In the 1920s, the infrastructure needs of Northeast Iowa grew, and the brothers begin building steel span bridges. Working through the Great Depression, in 1937, Brennan takes on a particularly challenging project in Argyle, WI, building a bridge across the Pecatonica River. Difficulty dewatering the cofferdam for the pier nearly puts the company under.
In the 1940s, Brennan Brothers is classified as a critical company for the war effort and increases their work on area railroads. Despite challenges placed upon them by the draft and strict rationing, their company continues to excel. By 1945, Jim Brennan and his family moved to La Crosse, opening a new shop near the banks of the Mississippi River.
In the 1950s, the U.S. Coast Guard becomes a client of Brennan, contracting the company to maintain navigational markers between St. Paul and St. Louis. As the company continued to prosper, Brennan Brothers is reincorporated as J.F. Brennan Company in 1959, officially establishing La Crosse, WI as their headquarters. Jim Brennan becomes its 1st president, working alongside his son Ralph and son-in-law Roger, focusing primarily on river work.

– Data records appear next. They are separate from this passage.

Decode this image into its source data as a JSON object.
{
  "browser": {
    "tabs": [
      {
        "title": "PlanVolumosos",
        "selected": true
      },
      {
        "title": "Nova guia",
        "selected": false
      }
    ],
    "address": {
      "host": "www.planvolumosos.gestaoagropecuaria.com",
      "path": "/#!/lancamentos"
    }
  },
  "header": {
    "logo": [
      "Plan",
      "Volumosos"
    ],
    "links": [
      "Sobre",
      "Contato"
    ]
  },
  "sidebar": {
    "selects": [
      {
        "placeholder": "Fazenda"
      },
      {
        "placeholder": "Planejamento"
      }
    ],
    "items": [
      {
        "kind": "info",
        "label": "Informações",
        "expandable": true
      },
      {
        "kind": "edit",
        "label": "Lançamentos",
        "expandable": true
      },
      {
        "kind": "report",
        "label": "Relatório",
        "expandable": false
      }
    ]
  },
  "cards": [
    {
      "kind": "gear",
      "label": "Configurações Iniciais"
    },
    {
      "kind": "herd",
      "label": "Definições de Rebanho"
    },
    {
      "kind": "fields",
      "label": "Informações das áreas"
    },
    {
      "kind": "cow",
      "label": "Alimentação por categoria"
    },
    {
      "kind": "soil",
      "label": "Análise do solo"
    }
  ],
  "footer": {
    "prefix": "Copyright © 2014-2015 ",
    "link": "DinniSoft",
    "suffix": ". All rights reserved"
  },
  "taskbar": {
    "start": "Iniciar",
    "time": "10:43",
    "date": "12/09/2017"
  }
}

In 1976, a pivotal year for the company, demand soared for barge salvage work along the Upper Mississippi, and Brennan employed their first hardhat diver. Divers were needed to pump out flooded compartments to salvage a barge, while large A-Frames were used to raise the barge out of the water. Brennan eventually grew to employ over 100+ ADCI-certified commercial divers.
In the 1980s and 90s, Brennan increased its work in marine construction, teaming with F.J. Robers Company on several levee restoration projects. In 1984, an offshoot company, Brennan Marine, was born specifically to move barges in the port of La Crosse. By the 1990s, Brennan purchased hydraulic dredging assets from F.J. Robers Company, independently pursuing large-scale environmental projects.
Over the last 105 years, the company has grown into a multi-generational, national organization and has executed hundreds of large environmental dredging and restoration projects. It also maintains its focus on inland river work, including infrastructure repairs on locks and dams along the Mississippi River.